Genetic-Chess-Algorithm

Over the summer I got a chance to listen to a considerable number of enlightening and insightful TED talks. And one of these TED talks was on the question of preserving our digital data using DNA by Bioinformatician Dina Zielinski. This made me dive into researching more about DNA and how data can be made to evolve using this concept. I got to read about evolution algorithms and their tremendous potential when it comes to the optimization following a natural process of selection.

Here is the link to the TED talk by Dina Zielinski - https://www.youtube.com/watch?v=wxStlzunxCw

Derived from Charles Darwin's idea of evolution of species, the evolutionary algorithm helps our chess player get better with each game and each generation. This eventually results in a very intelligent and efficient algorithm.

I created a program that was given the basic rules of chess and “DNA” that told each chess AI how to weigh moves. Then simulated evolution by having the AIs compete against each other and only allowed the winners to pass on their “genes.” In its current form through evolution, the AI can beat average human players.

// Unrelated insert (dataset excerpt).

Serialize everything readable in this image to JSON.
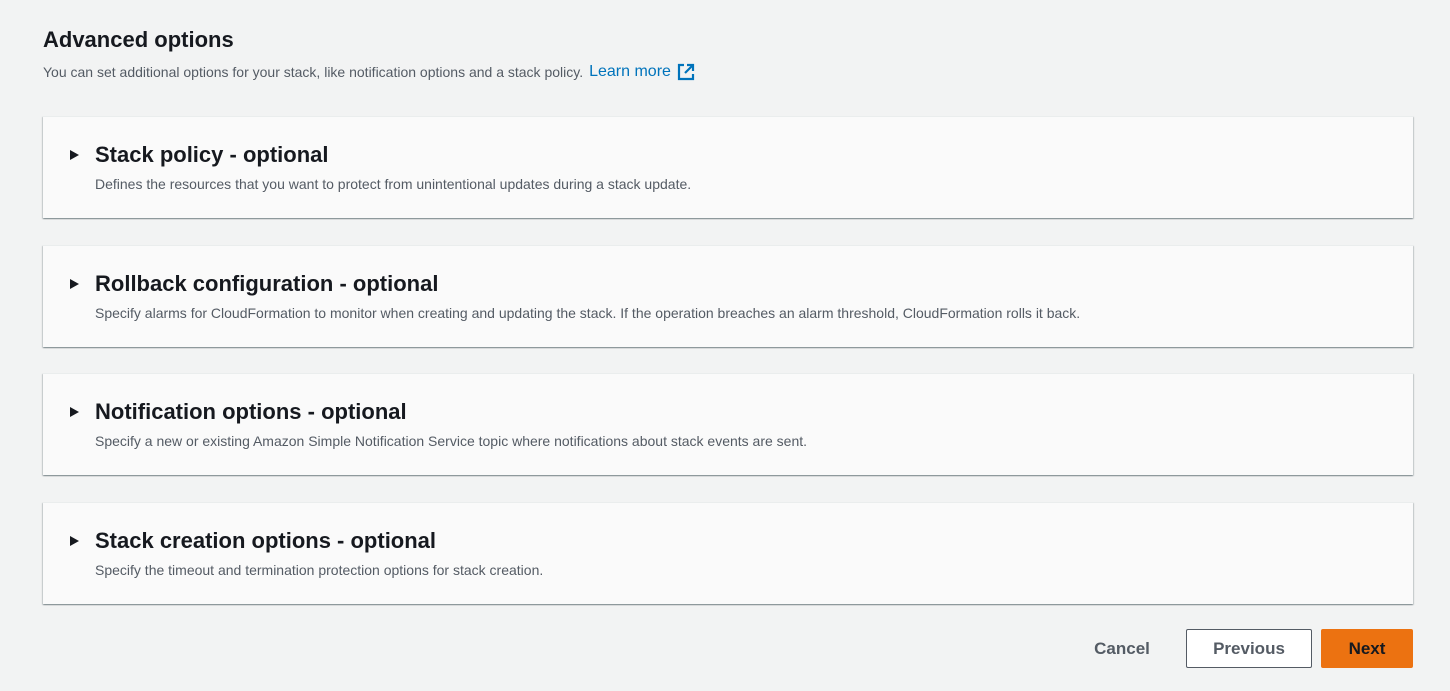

My goal was to create a Genetic Algorithm to showcase the power of evolution using data passed on generation after generation as DNA. I was looking for a game based on mathematical reasonment and strong logic to act as the basis to test and evolve my genetic algorithm on. Hence I chose chess as the best possible platform to implement this.

Having said that I think that this idea of evolution has great potential to be implemented in other configurations which will lead to exciting outcomes.